La pertinencia consciente no puede eternizarse en un ámbito físico petrificado que acabe siendo un escenario turístico. Cada generación cambia de imaginarios porque cambia de preferencias funcionales y simbólicas. No es tan importante mantener el testimonio de la memoria como transformarlo con el fermento de una nueva memoria. Las personas, las ideas y las necesidades cambian y, si el ámbito no se adecua a ellos, se acaba eliminando cualquier pertinencia social. Por otro lado, los elementos que ahora se quieren proclamar como identitarios son el resultado de grandes transformaciones a lo largo de los siglos y, por tanto, testimonios de la transformación más que de la permanencia.
Así se explica uno de los problemas de la recuperación histórica. ¿Hasta qué época hay que retroceder en una restauración? ¿Qué periodo es realmente histórico? ¿Hay que proclamar, como en Italia, que todo edificio construido hace más de 50 años es ya un testimonio que conservar? Un ejemplo especialmente confuso es la actual restauración de la fachada de la catedral de Barcelona, una pieza neogótica del siglo XIX superpuesta a los muros góticos inacabados. Alguien ha sugerido que, en vez de afrontar la costosísima reparación de una fachada tan fea y tan inapropiada al auténtico gótico catalán, sería mejor derribarla y recuperar la ruina anterior. ¿Cuál es en este caso el testimonio real de la memoria histórica?

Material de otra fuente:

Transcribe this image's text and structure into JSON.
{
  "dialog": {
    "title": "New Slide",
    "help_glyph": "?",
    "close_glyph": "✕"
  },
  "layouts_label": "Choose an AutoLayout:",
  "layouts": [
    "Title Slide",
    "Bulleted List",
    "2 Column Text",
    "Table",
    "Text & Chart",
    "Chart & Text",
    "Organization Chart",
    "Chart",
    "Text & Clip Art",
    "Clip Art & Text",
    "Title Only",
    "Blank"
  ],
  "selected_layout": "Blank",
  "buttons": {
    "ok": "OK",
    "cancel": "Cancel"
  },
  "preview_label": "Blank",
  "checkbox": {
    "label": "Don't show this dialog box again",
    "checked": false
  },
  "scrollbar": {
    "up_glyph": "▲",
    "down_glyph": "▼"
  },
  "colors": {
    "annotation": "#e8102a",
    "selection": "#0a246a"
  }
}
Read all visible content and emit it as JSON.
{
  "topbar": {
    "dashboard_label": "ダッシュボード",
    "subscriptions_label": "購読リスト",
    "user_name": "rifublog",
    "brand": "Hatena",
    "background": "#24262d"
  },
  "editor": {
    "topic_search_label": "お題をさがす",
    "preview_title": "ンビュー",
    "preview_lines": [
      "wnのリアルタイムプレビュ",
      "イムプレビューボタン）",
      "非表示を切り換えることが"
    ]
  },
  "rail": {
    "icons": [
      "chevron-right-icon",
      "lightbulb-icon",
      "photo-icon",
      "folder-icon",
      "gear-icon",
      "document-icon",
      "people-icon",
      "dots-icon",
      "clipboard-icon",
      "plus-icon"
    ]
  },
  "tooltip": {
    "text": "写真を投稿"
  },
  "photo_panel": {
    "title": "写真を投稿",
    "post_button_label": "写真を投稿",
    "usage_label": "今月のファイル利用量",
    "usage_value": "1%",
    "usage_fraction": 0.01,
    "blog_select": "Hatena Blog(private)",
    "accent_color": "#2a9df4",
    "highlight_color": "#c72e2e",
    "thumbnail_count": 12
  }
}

Otro interrogante. No siempre la identidad social atribuida a un ambiente físico es una característica positiva. Por ejemplo, muchos guetos -ricos y pobres- requieren una modificación que quizá se puede apoyar con la transformación de la accesibilidad y la creación de nuevos centros urbanos. ¿No es lícito que una sociedad decida cambiar la morfología de su hábitat para cambiar su enfermiza identidad?
Finalmente, otro prejuicio en los argumentos del conservadurismo elitista. Los conservadores son reticentes a las novedades formales que no aparecen con la debida propaganda del consumismo. Se suele decir que cuando se sustituye una vieja arquitectura o se modifica un trazado de calles, el resultado es peor que lo anterior. Esto, a veces, es verdad, pero siempre es una anécdota sólo atribuible a la mala calidad de los proyectistas y los planificadores. No ha sido categóricamente cierto, a lo largo de la historia. ¿Alguien puede decir que el París de Hausmann, la Roma de Fontana, la Viena de Wagner o el Madrid borbónico son peores que sus antecesores?, ¿que la calle de Fernando, la plaza Reial o la Via Laietana no han sustituido con creces la identidad de los respectivos barrios barceloneses?, ¿que el parque de la Ciutadella es peor que la fortaleza de Felipe V? Al contrario: esas transformaciones son las que han mantenido una nueva pertinencia social en los antiguos barrios, hasta que, últimamente, se sienten bloqueados otra vez por una política conservadora, sin respuesta a la evolución social.
A pesar de todo, hay que reconocer que la defensa del patrimonio ha tenido y tiene aspectos positivos. Ha evitado el derribo de muchos monumentos que por razones históricas, estéticas y científicas son testimonios conspicuos, más allá de los factores identitarios. Y ha promovido estudios con resultados muy útiles. Éste sería el buen camino: hacer una política conservadora atendiendo a valores objetivos, pero reconociendo que un asentamiento tan complejo y tan vivo como una ciudad sólo puede seguir siéndolo con la transformación radical de paisajes e identidades.